Below are given some of the key reason why organizations need to consider the enterprise data analytics as discussed below:
Some of the components which are used in Enterprise data analytics are given below as:
Components of Data Analytics
Being on the very precipice of fast data, there are the following characteristics which must be considered to get the real value from data:
Because the time lag can hurt the organization, therefore, the central business teams will no longer own the software and will not be responsible for disseminating insights to the other departments. Everyone within the business requires accessing that platform, just not only to analyze the data, but they also need it to gain the insights for their individual roles.

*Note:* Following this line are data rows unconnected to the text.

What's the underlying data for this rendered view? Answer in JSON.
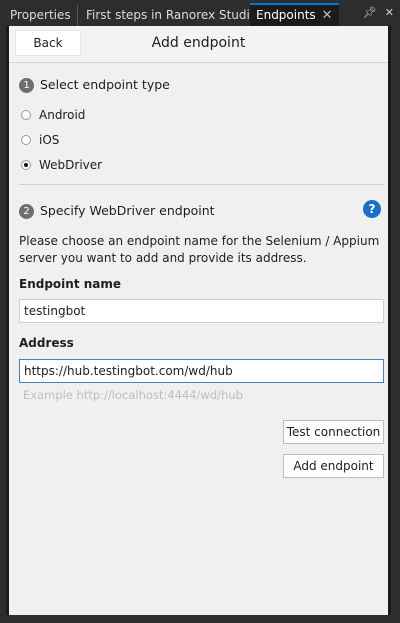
{
  "tabs": [
    {
      "label": "Properties"
    },
    {
      "label": "First steps in Ranorex Studio"
    },
    {
      "label": "Endpoints"
    }
  ],
  "tab_tools": {
    "pin_icon": "pin-icon",
    "menu_icon": "close-panel-icon"
  },
  "header": {
    "back_label": "Back",
    "title": "Add endpoint"
  },
  "step1": {
    "number": "1",
    "heading": "Select endpoint type",
    "options": [
      {
        "label": "Android",
        "checked": false
      },
      {
        "label": "iOS",
        "checked": false
      },
      {
        "label": "WebDriver",
        "checked": true
      }
    ]
  },
  "step2": {
    "number": "2",
    "heading": "Specify WebDriver endpoint",
    "help": "?",
    "description": "Please choose an endpoint name for the Selenium / Appium server you want to add and provide its address."
  },
  "fields": {
    "endpoint_name_label": "Endpoint name",
    "endpoint_name_value": "testingbot",
    "address_label": "Address",
    "address_value": "https://hub.testingbot.com/wd/hub",
    "address_hint": "Example http://localhost:4444/wd/hub"
  },
  "buttons": {
    "test_connection": "Test connection",
    "add_endpoint": "Add endpoint"
  },
  "colors": {
    "accent": "#0078d7",
    "help_icon": "#1a6fc9",
    "panel_bg": "#f0f0f0",
    "chrome_bg": "#2d2d2d"
  }
}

Across the world, about 90% of all the existing data is developed within a period of just 2 years. All the sources of that data are predicated on increasing the coming year's record, whether it is a transactional data from POS terminals or the sensor data from home appliances. The setups which are utilizing the big data require a comprehensive coverage of all these data sources.
Characteristics of Data Analytics
The big data is not just a guide for the inexperienced; hence it is the tool to solve the problems and to test the hypothesis. To take a recurring business problem such as low sales during the third quarter and the use of a massive pool of data resources, for determining the root cause of the concern. You must understand the underlying data sets behind the data analysis which is the key to technology services.
Here are 4 key pillars which help to develop a solid analytics strategy for any software development services provider or industry which can be adapted across the cultures and company sizes as given below:
As we know that data analytics is expected to radically change the manner we live and do the business in the future. According to the study of Scarlet, Sherlock Homes noted that “It is a big mistake to guess before one has the data”. Data ceaselessly supports the expert investigator to deductive thinking for comprehending the complex analytics. The IoT (Internet of Things) is expected to grow from $170.57 billion by the year 2017 to $561.04 billion by the year 2022, which allows to the advent of advanced analytics and data processing techniques. According to the Ovum, Spark is emerging as a complementary tool to analysis and will continue to grow the ways to improve the data analytics. Extensive use of big data in India will ensure the high employment, increase in the compensation and will help the individuals to connect with advanced & new technologies.
Future of Data Analytics
The Enterprise data analytics can radically change the present situation of the businesses by capturing the large volume of data, expanding business models, energizing the imaginative procedures and the overall growth and development of IT Software Company .As per TeamLease services reports, the staffing companies will arrange 2, 00,000 analytics data experts by the year 2020 in India. The NASSCOM has also proposed the educational programs upgrading to incorporate big data analytics in engineering schools. At the present stage, the data researchers with around 5 yrs of experience are gaining more than 7.5 lakhs per annum. With the skewed demand-supply gap, the data analytics industry is at the existing base of $2 billion and develops a CAGR of 26 for each cent.
Enterprise data analytics is only as useful as the rate of analysis. Otherwise, the organizations may not have gained the access to the real-time decisions and the suggestions for the statistic which is quite necessary to make an informed decision with better outcomes. Through the fats data, the information can become more plentiful, more actionable and more beneficial to the businesses.